World War II began and change surface male artists got drafted. Doors opened to women and her old college professor the famous pinup artist Gil Elvgren got her a job at a studio known for churning out the sexiest calendars on earth. change surface closing in on 90. Joyce is an attractive woman. As a young woman she resembled the Donna Reed in From Here to Eternity only earthier. Often she used herself as a model gazing into the reflect while painting a buxom doll who later would be admired in a greasy garage by drooling auto mechanics. Today her pinups are collector items.
"exploit always had some clothes on or at least a pass over on," she said in that smoky voice. "I didn't go in for alter stuff desire they do today."
"The trick is to alter a pinup flirtatious," Joyce said. "But you don't do dirty. You be the girl to look a little desire your sister or maybe your girlfriend or just the girl next door. She's a nice girl she's innocent but maybe she got caught in an awkward situation that's a little sexy."
Joyce and her preserve divorced. She married a TV executive. bring up Brand and they had lots of laughs together. He was creative; she was creative. They had their own lives and interests and always supported each other and avoided jealousy.
She used him as a copy for a famous ad for Schlitz beer. She did portraits of the well-known and the little-known. Sometimes when subjects wouldn't change state. Joyce threatened to get them drunk. Whiskey worked wonders.

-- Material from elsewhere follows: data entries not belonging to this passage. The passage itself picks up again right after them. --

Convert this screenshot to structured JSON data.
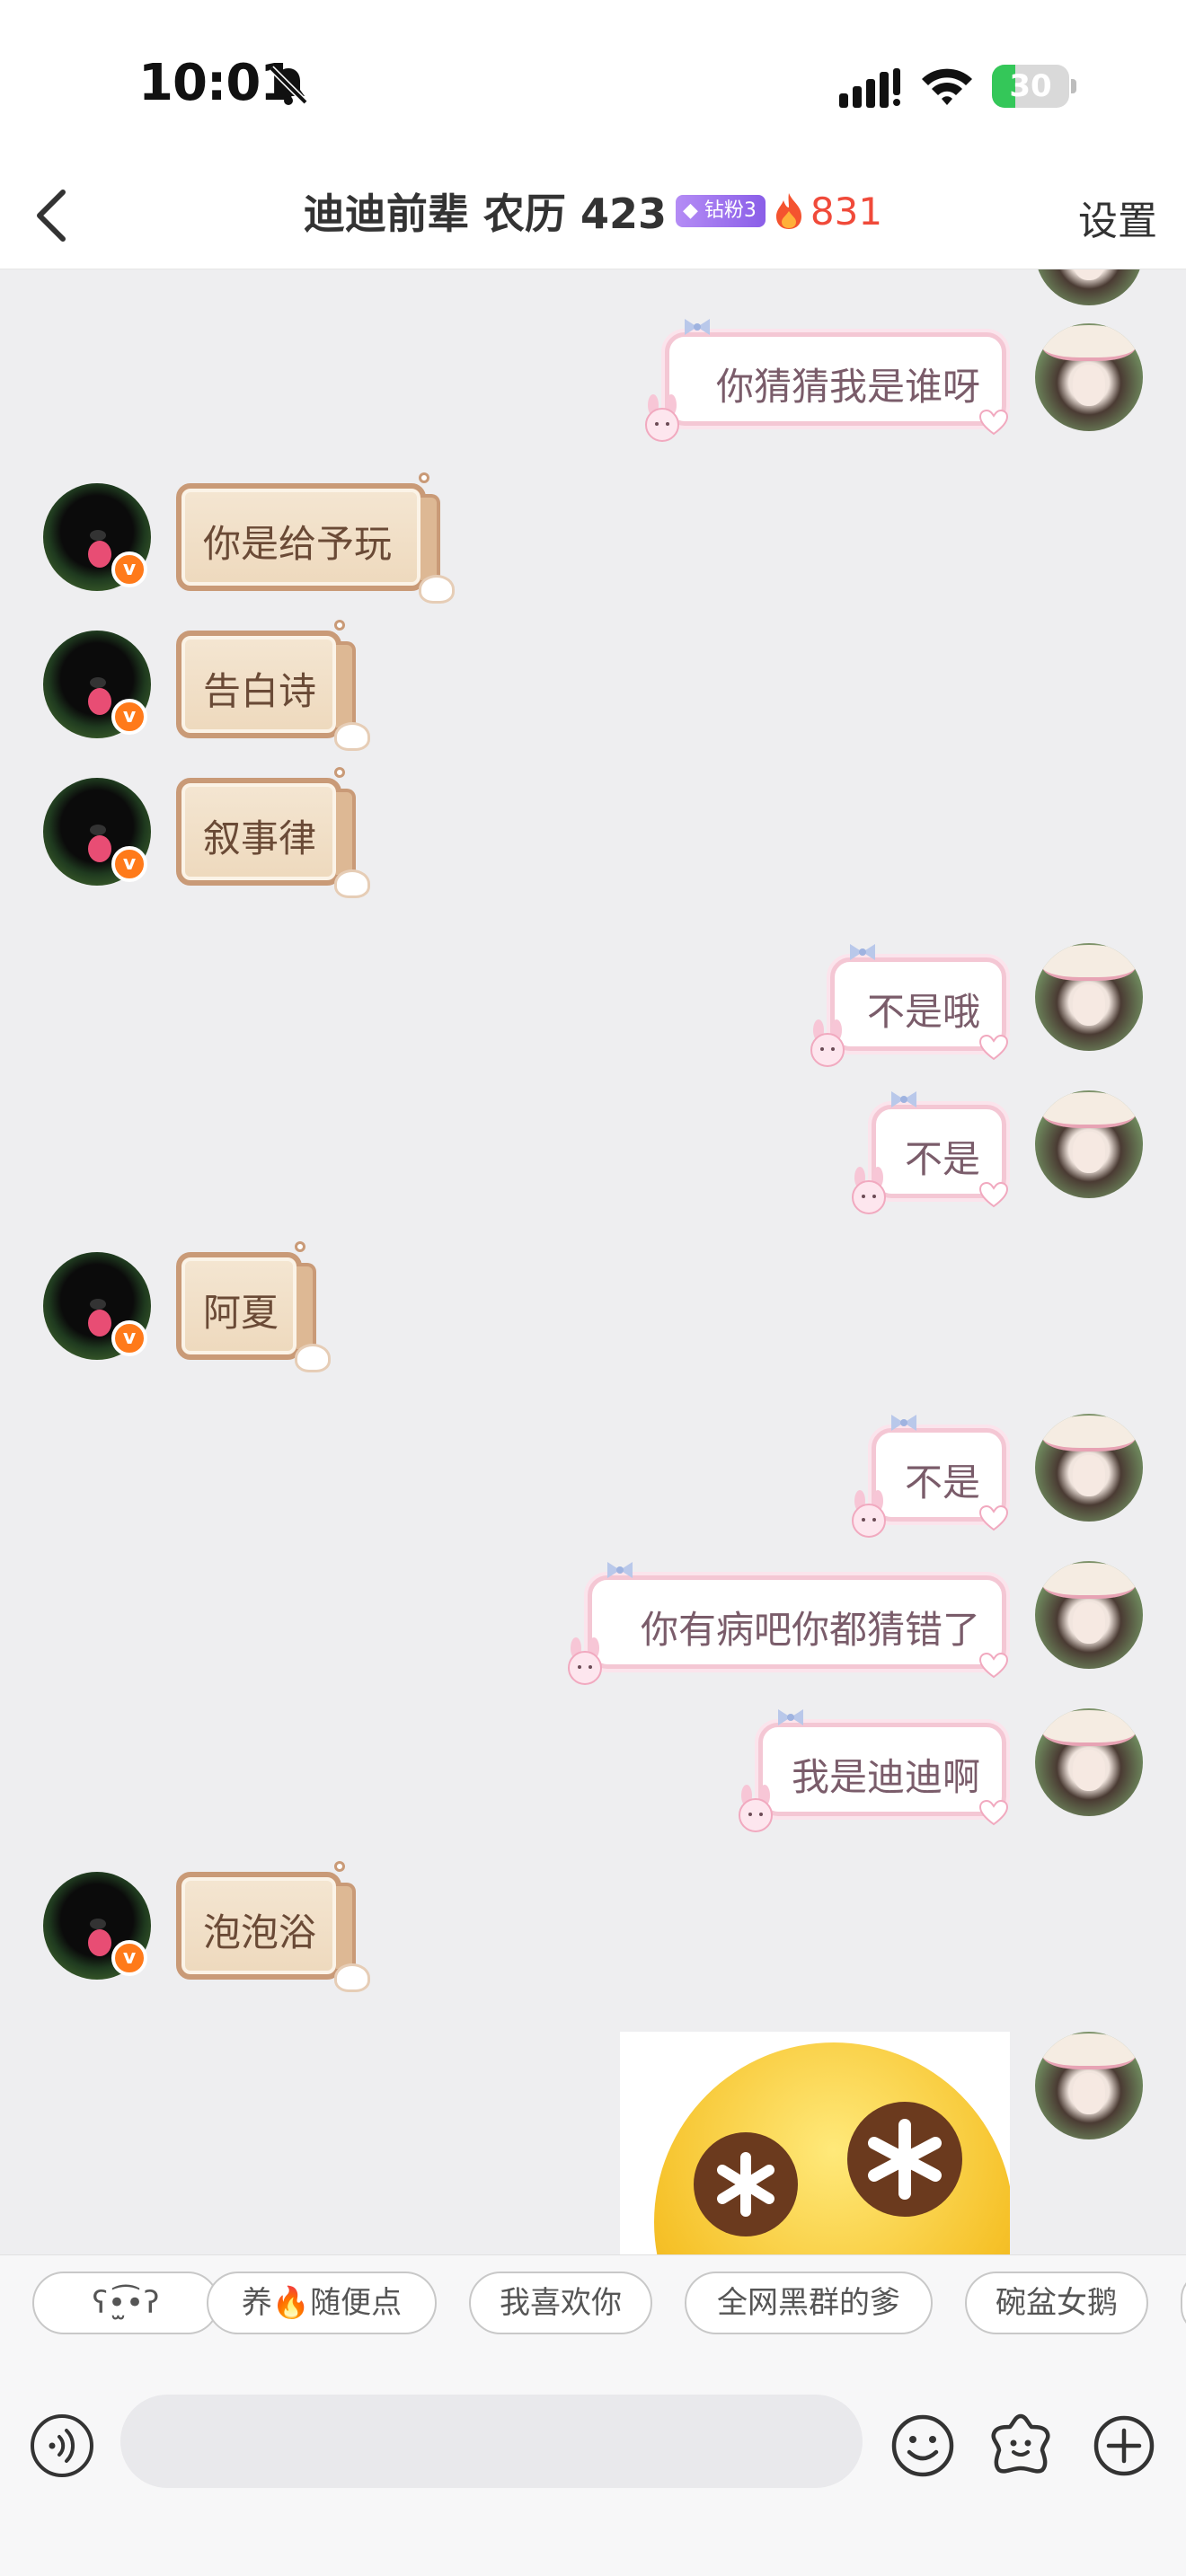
{
  "status_bar": {
    "time": "10:01",
    "battery_level": "30",
    "battery_fraction": 0.3,
    "battery_color": "#34c759"
  },
  "header": {
    "title": "迪迪前辈 农历 423",
    "fan_badge": "钻粉3",
    "streak_count": "831",
    "settings_label": "设置",
    "back_icon": "chevron-left-icon"
  },
  "messages": [
    {
      "side": "right",
      "text": "你猜猜我是谁呀"
    },
    {
      "side": "left",
      "text": "你是给予玩"
    },
    {
      "side": "left",
      "text": "告白诗"
    },
    {
      "side": "left",
      "text": "叙事律"
    },
    {
      "side": "right",
      "text": "不是哦"
    },
    {
      "side": "right",
      "text": "不是"
    },
    {
      "side": "left",
      "text": "阿夏"
    },
    {
      "side": "right",
      "text": "不是"
    },
    {
      "side": "right",
      "text": "你有病吧你都猜错了"
    },
    {
      "side": "right",
      "text": "我是迪迪啊"
    },
    {
      "side": "left",
      "text": "泡泡浴"
    },
    {
      "side": "right",
      "type": "sticker",
      "sticker": "dizzy-eyes-emoji"
    }
  ],
  "quick_replies": [
    "ʕ•̫͡•ʔ",
    "养🔥随便点",
    "我喜欢你",
    "全网黑群的爹",
    "碗盆女鹅"
  ],
  "input": {
    "placeholder": "",
    "icons": [
      "voice-icon",
      "emoji-icon",
      "sticker-icon",
      "plus-icon"
    ]
  },
  "colors": {
    "accent_pink": "#f4c7d4",
    "bubble_brown": "#c99a77",
    "streak_red": "#f04a3a",
    "fan_purple": "#8a5ee8"
  }
}
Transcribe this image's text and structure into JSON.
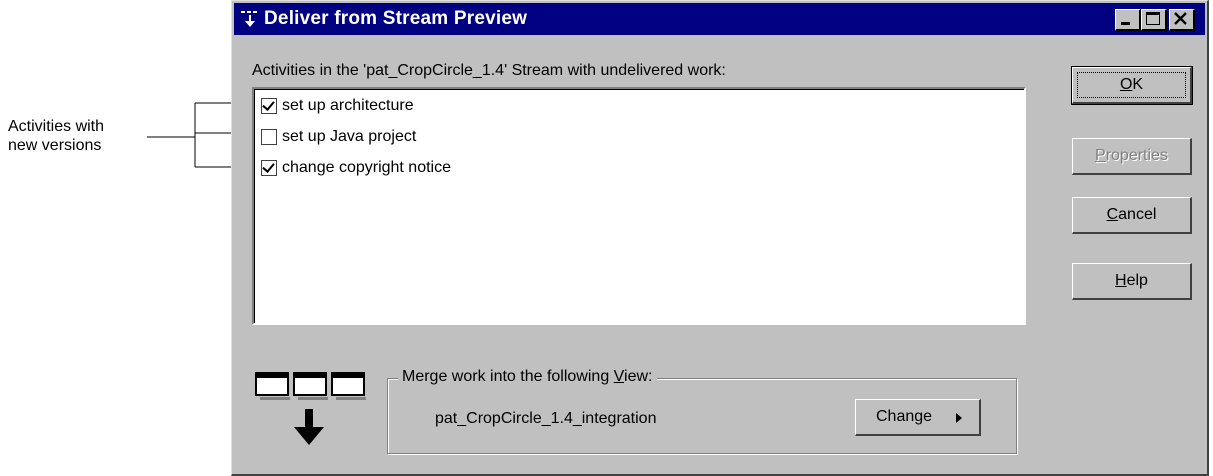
{
  "callout": {
    "text_line1": "Activities with",
    "text_line2": "new versions"
  },
  "window": {
    "title": "Deliver from Stream Preview",
    "title_icon": "stream-icon",
    "controls": [
      "minimize-icon",
      "maximize-icon",
      "close-icon"
    ]
  },
  "activities": {
    "label": "Activities in the 'pat_CropCircle_1.4' Stream with undelivered work:",
    "items": [
      {
        "label": "set up architecture",
        "checked": true
      },
      {
        "label": "set up Java project",
        "checked": false
      },
      {
        "label": "change copyright notice",
        "checked": true
      }
    ]
  },
  "buttons": {
    "ok": {
      "pre": "",
      "accel": "O",
      "post": "K"
    },
    "properties": {
      "pre": "",
      "accel": "P",
      "post": "roperties",
      "disabled": true
    },
    "cancel": {
      "pre": "",
      "accel": "C",
      "post": "ancel"
    },
    "help": {
      "pre": "",
      "accel": "H",
      "post": "elp"
    }
  },
  "merge": {
    "legend_pre": "Merge work into the following ",
    "legend_accel": "V",
    "legend_post": "iew:",
    "view_name": "pat_CropCircle_1.4_integration",
    "change_label": "Change",
    "graphic_icon": "merge-views-icon"
  },
  "colors": {
    "titlebar": "#000080",
    "face": "#c0c0c0"
  }
}
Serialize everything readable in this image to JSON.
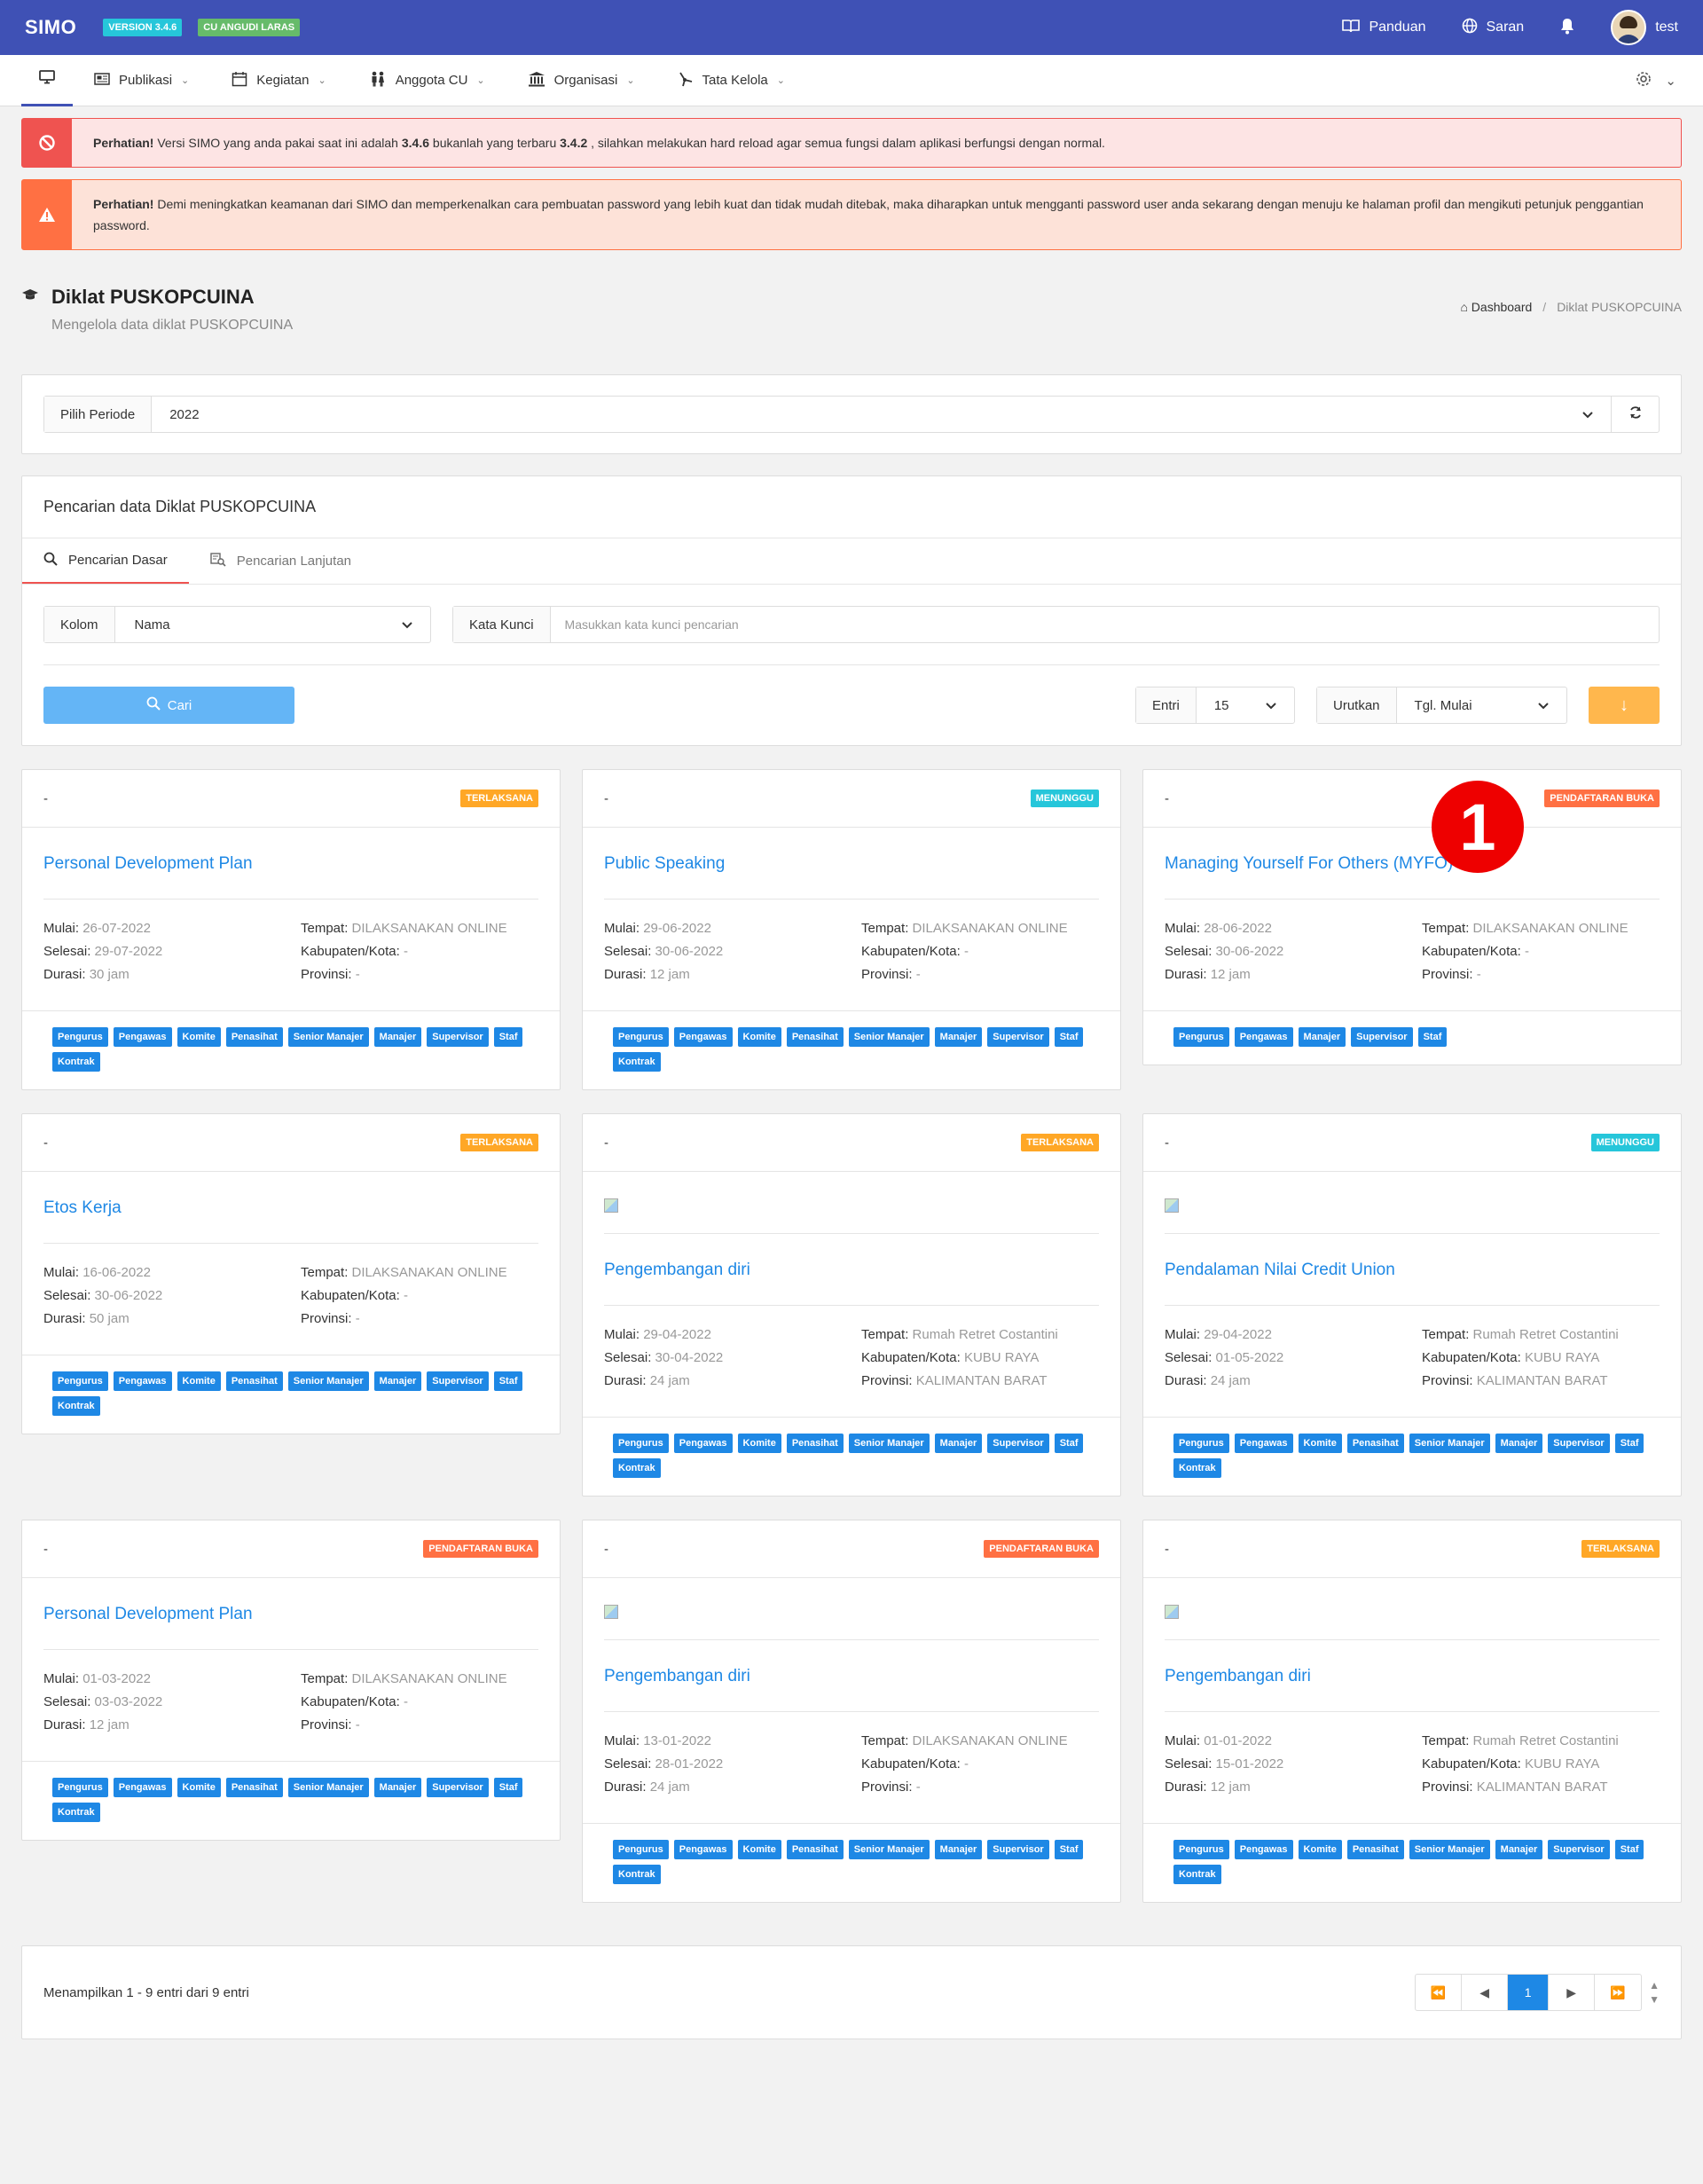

In 1947 she began a desire association with Sports Afield the outdoors magazine. Her illustrations accompanied the stories. One measure she painted a mermaid on the cover. beat of mischief the mermaid hung boots and tires on the hooks of oblivious anglers. The mermaid - Joyce again had used her comely self as a model - was quite provocative. Some readers objected: How act she bring about men and boys astray in a magazine devoted to an innocent pursuit like fishing?
Well okay. Joyce said. The boring Coppertone story. In 1959. Coppertone solicited drawings from prominent commercial artists for a new ad race. She was given a few examples stick-figure drawings to go by. Using her daughter then 3 as a copy she did a few sketches.
Joyce did not do boredom come up. The Brands moved to Ocala in the mid 1970s so Joyce could be come her parents but she hated Ocala. She was used to Chicago. She was used to a penthouse in Manhattan and artsy friends who smoked pipes and drank martinis. It was hot and buggy in Florida. Frogs grunted and alligators roared. People ate grits for heaven's sake. They ate fried catfish. "Backward. Not change surface a Federal convey office. I'd go to a paint store for supplies and would literally find a write on the door that said. "Gone Fishing.' I didn't think I'd be here desire."
She and Jack took possession of a grand old three-story building in downtown Ocala. In 1985. Jack developed a cough that was diagnosed as lung cancer. "I could blackball him for dying," Joyce told people at the funeral. Recently she gave her sprawling third-floor studio to her daughter. Cheri and to Cheri's husband for living.